A team of researchers studied three blockbuster movies to argue that negative emotions, if harnessed in the right way, can help teams adapt at work.



Can you learn to handle negative emotions from movies? Well, who doesn’t have a favorite scene from a movie that they use as a talisman in difficult times? And now, there’s research to support that movies can teach you a lot about managing emotions in a difficult work environment. In a recently published article, James Summers, an expert in team management and adaptation at Iowa State University, and his co-author, Timothy Munyon, a professor of management at the University of Tennessee, argue that negative emotions, if they take advantage of the Right way, they can help teams adjust, making their case by dissecting scenes from three blockbuster movies, each representing a different type of team and threat.

For example, in the 1995 movie Braveheart, during a critical plot point, Scottish forces face off against a larger and better-equipped English army during the First War of Scottish Independence from England. While the former are ready to retire, the protagonist, William Wallace, uses humor to get the attention of the soldiers and then talks about his shared identity (sons of Scotland) to appeal to the army and continues to validate their fear of him. . Through his speech, he turns the soldiers’ fear into anger, which ensures his victory.

Pointing this out in the article, Summer explains in the statement that while anger is known to hinder our ability to process cognitively, it’s not necessarily bad all the time. Adds Summers: “Have you ever been angry and had a great workout?”

Citing another example, the researchers point out how in the film, Remember the Titans (2000)a team goes from negative emotions that are not functional to functional.

Simmers and Munyon also refer to the Wolf of Wall Street (2013) to show how teams can fail when making use of negative emotions. When the protagonist is advised to leave his company due to outside pressure, he initially agrees, but changes his mind when he sees his team distraught during the farewell speech. This decision ultimately leads to the downfall of the company.

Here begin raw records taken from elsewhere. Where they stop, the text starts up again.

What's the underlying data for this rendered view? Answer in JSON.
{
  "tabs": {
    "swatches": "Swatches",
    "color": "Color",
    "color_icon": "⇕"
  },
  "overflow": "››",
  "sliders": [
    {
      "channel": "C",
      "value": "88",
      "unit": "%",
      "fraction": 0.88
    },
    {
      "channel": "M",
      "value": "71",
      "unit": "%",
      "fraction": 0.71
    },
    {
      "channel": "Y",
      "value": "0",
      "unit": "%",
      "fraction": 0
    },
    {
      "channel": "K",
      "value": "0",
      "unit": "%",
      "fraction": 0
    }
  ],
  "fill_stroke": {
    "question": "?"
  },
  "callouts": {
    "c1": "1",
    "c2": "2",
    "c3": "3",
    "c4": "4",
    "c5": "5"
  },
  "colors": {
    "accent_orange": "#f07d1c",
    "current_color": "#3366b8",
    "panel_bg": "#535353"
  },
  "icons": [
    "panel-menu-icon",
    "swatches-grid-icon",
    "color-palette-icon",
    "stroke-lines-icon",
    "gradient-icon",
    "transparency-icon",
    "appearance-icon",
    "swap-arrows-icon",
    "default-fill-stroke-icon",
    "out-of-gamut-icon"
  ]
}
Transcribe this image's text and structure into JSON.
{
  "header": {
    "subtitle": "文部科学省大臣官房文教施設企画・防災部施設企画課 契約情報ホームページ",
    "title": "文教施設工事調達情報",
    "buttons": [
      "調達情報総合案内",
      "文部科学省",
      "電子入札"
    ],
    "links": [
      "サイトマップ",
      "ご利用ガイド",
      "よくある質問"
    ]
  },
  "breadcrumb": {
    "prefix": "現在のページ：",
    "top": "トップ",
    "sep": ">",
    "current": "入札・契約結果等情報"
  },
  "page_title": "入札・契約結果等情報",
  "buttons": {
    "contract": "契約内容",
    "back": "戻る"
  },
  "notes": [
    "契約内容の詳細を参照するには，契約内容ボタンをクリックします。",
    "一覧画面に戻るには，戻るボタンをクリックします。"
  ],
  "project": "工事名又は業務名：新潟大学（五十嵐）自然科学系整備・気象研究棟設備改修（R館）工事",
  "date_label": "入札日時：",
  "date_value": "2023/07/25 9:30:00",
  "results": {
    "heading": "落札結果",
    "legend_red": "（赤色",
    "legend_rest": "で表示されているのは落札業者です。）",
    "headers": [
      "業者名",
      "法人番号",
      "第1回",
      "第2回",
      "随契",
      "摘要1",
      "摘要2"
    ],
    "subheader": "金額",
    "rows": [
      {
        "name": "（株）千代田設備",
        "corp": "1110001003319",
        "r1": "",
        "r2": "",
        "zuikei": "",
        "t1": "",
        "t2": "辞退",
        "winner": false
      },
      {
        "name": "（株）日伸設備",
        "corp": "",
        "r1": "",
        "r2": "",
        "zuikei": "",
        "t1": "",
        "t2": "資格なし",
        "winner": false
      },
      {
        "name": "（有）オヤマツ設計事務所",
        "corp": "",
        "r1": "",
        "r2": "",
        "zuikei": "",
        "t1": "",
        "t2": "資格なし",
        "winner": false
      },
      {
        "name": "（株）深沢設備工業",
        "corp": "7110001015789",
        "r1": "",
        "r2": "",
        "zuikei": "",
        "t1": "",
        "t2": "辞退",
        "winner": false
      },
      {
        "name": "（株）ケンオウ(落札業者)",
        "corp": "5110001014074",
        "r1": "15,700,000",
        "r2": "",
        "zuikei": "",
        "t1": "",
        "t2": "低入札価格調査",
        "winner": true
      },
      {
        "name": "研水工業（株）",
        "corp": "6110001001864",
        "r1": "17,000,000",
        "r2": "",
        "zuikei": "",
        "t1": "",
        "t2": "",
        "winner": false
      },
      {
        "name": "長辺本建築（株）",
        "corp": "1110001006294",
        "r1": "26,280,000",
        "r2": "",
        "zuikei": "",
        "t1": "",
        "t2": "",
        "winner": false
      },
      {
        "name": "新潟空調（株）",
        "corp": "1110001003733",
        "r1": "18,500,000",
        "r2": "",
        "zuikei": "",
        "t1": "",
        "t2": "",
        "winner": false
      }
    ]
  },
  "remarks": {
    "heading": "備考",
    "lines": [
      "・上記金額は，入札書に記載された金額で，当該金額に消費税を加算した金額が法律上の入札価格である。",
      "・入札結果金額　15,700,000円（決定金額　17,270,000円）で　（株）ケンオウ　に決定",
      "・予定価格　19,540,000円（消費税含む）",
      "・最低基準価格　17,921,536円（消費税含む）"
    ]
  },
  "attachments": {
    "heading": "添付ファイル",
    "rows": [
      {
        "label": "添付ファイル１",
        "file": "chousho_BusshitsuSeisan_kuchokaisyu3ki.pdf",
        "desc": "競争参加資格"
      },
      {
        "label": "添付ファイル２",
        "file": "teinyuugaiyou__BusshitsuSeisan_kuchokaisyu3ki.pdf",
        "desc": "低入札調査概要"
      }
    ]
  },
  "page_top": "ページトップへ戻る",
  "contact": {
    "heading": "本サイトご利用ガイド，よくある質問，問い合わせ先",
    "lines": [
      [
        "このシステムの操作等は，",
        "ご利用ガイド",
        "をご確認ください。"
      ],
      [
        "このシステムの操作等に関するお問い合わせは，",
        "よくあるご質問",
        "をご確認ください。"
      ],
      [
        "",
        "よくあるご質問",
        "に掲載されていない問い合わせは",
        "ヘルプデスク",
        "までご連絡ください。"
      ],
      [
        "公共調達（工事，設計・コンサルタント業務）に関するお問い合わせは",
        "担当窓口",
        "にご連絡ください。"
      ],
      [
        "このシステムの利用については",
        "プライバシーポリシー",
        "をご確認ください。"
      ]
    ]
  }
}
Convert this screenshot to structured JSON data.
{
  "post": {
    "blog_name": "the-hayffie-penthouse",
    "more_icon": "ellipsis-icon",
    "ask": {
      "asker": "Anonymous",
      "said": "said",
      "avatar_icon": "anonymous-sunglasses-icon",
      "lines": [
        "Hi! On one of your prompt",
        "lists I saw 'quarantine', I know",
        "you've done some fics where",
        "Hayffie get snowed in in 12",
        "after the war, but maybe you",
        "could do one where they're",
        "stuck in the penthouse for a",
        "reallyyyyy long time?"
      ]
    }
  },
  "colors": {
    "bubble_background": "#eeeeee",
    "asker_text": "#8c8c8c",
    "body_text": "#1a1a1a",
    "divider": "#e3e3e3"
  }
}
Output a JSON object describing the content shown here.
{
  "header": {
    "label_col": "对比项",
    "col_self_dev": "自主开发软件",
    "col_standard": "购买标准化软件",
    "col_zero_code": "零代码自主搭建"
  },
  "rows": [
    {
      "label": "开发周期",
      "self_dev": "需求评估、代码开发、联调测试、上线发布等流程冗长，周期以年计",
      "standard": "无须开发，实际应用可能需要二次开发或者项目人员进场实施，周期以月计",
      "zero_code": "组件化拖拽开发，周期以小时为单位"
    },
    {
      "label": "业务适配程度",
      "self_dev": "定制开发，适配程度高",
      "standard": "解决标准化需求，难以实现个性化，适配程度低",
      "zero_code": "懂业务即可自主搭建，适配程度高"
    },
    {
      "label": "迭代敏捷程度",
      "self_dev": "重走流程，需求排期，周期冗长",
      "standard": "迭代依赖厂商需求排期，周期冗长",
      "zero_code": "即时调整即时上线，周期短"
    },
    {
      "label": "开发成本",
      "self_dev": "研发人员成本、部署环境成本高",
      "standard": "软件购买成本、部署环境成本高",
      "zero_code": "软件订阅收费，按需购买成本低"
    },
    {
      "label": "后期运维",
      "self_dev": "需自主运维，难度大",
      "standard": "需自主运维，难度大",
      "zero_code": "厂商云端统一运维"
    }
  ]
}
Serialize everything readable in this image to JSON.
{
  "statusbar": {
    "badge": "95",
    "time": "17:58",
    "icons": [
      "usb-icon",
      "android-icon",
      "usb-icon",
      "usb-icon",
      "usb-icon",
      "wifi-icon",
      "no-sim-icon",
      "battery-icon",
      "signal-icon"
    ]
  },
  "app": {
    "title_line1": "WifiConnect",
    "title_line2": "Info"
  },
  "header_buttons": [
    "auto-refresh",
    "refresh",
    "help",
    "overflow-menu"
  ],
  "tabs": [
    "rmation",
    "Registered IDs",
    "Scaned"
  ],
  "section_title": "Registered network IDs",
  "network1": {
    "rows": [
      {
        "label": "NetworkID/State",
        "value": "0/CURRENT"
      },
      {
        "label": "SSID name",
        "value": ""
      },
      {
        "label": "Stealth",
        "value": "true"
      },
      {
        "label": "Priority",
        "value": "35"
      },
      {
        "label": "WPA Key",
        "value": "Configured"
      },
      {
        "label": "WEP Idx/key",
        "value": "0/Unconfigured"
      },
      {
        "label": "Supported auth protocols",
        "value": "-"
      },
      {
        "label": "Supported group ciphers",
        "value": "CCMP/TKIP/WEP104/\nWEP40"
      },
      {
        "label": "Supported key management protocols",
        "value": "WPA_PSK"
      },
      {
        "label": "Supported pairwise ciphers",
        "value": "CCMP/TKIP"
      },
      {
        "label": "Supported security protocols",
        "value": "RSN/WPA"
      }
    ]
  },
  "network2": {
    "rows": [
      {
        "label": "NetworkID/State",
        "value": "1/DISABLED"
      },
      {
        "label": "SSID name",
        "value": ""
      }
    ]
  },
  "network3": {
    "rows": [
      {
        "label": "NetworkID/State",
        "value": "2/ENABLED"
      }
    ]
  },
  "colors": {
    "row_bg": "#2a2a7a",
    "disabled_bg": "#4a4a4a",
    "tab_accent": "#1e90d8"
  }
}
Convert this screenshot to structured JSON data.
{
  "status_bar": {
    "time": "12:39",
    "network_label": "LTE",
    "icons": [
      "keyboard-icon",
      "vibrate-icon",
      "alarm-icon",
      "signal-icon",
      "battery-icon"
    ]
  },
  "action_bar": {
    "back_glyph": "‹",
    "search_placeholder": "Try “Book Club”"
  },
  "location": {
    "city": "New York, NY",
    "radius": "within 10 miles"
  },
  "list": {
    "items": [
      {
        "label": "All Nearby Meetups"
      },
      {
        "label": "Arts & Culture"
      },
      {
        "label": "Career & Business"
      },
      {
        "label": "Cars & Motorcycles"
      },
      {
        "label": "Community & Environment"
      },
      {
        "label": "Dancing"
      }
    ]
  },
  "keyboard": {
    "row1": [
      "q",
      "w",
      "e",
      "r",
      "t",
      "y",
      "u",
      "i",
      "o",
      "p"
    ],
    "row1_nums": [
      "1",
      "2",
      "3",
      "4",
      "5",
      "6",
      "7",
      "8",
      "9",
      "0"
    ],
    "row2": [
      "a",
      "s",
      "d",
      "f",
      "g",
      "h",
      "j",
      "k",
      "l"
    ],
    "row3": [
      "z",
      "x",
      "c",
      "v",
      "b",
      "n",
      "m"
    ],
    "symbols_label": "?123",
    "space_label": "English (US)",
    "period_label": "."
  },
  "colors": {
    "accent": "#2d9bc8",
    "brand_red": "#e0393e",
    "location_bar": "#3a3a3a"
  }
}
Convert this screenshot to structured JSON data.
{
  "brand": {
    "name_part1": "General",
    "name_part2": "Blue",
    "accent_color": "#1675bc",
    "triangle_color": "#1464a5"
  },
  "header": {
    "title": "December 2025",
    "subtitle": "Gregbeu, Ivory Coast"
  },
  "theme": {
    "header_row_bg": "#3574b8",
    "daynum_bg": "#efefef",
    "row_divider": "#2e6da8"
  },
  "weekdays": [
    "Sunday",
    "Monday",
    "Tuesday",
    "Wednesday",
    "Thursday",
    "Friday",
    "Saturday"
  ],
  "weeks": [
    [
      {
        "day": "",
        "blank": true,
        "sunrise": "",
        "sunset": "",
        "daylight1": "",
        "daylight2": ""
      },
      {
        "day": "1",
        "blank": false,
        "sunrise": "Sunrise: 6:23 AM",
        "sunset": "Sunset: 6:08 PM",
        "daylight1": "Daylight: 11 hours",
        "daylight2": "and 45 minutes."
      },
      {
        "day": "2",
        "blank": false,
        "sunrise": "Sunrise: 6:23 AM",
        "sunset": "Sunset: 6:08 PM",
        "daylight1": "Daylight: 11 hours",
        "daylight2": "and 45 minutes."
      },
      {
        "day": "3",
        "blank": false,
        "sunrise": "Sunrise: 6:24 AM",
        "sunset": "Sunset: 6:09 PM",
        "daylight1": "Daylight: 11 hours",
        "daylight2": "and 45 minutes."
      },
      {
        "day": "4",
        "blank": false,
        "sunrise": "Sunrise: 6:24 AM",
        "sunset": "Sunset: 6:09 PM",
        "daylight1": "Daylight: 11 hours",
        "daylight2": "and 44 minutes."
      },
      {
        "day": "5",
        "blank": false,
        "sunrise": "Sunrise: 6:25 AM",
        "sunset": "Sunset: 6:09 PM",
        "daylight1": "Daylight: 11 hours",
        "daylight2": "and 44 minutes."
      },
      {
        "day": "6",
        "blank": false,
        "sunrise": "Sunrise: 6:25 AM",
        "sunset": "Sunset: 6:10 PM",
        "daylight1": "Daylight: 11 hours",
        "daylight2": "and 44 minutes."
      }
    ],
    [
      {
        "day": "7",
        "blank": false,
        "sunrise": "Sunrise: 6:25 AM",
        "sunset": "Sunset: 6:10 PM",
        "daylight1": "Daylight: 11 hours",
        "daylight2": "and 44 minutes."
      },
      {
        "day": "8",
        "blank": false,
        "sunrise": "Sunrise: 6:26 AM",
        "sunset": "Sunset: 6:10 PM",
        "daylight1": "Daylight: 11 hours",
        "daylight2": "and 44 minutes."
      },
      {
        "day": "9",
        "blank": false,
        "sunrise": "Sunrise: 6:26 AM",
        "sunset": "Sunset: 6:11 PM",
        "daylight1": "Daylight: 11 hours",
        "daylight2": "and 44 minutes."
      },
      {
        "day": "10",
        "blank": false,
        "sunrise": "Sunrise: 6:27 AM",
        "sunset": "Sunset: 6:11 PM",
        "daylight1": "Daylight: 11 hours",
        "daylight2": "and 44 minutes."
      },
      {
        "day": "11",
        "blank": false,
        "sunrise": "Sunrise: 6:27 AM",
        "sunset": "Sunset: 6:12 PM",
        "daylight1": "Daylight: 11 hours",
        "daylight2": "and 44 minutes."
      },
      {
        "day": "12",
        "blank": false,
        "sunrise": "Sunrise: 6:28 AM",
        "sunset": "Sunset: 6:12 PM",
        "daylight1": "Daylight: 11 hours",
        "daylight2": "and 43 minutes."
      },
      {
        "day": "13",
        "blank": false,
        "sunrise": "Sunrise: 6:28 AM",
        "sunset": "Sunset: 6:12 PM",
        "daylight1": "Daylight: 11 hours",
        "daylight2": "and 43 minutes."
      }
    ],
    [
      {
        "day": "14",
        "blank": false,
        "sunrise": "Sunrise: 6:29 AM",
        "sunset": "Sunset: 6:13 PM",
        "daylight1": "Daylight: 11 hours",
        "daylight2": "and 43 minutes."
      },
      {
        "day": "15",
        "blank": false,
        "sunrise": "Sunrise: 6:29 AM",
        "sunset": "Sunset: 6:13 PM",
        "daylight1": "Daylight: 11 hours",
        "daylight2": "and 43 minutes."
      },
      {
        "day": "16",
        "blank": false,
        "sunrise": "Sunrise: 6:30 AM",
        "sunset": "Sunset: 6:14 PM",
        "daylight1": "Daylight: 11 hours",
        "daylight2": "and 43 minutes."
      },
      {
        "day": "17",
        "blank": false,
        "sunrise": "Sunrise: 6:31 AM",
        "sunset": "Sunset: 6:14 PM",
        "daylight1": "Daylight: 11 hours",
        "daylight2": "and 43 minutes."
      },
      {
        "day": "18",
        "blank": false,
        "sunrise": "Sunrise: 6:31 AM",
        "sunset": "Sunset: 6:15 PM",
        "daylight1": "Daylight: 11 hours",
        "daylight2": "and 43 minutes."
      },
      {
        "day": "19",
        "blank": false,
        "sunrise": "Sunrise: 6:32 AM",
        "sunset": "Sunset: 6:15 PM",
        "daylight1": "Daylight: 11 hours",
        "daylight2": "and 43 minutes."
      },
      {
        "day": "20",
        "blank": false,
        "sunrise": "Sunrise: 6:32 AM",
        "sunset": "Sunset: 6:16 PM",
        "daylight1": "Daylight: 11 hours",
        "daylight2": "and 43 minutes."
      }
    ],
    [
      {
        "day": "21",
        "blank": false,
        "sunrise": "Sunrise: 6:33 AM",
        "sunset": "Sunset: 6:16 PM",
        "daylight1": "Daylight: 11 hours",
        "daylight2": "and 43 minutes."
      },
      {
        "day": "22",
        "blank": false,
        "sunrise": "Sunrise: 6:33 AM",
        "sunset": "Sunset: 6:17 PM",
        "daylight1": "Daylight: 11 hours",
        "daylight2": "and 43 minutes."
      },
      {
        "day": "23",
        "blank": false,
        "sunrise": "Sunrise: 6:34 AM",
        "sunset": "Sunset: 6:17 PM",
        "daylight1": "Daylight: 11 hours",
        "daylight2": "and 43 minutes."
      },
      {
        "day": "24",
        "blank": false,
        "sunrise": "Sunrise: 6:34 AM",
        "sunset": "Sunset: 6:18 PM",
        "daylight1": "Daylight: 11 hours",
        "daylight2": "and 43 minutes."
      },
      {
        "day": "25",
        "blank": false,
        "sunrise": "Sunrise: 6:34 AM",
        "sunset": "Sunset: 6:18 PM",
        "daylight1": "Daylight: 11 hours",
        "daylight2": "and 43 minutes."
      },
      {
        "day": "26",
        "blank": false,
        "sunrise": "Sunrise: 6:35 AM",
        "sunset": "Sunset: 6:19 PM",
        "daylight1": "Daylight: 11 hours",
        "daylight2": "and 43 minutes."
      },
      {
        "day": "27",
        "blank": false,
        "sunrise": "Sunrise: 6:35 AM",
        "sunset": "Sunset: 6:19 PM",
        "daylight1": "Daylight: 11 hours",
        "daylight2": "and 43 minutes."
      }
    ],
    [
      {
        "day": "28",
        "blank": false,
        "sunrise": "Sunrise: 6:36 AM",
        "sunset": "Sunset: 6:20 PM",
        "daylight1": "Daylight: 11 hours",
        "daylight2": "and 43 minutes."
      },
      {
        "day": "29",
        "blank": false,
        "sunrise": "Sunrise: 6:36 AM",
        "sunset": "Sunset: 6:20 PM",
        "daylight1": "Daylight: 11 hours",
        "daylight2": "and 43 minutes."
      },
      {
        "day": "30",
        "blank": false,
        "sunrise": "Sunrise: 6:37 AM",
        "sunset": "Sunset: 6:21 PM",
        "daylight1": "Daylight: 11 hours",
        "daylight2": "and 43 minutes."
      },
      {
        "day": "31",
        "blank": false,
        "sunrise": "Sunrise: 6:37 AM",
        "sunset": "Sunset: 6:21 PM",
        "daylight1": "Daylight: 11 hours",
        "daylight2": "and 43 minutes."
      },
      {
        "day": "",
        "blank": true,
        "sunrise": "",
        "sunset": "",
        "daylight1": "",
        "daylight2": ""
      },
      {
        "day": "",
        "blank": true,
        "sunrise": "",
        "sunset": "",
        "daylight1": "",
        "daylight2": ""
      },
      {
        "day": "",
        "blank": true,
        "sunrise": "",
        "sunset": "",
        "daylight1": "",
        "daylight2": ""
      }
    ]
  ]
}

Commenting on this, the researchers say in the statement: “Although he rationally understood the need for accommodation, we contend that Belfort’s emotions led to self-delusion where he convinced himself to maintain the status quo.”

According to Summers, teams often face disruptions, such as a critical member moving or losing an important project. During these, it is normal to experience fear, anger, anxiety, or sadness.

To help teams adjust to such interruptions, the researchers explain that it’s important to pay attention. “If someone withdraws or is having a bad day, don’t ignore or ignore them, acknowledge it. Only then can you help them turn that emotion into something that is functional,” Summer advises in the statement.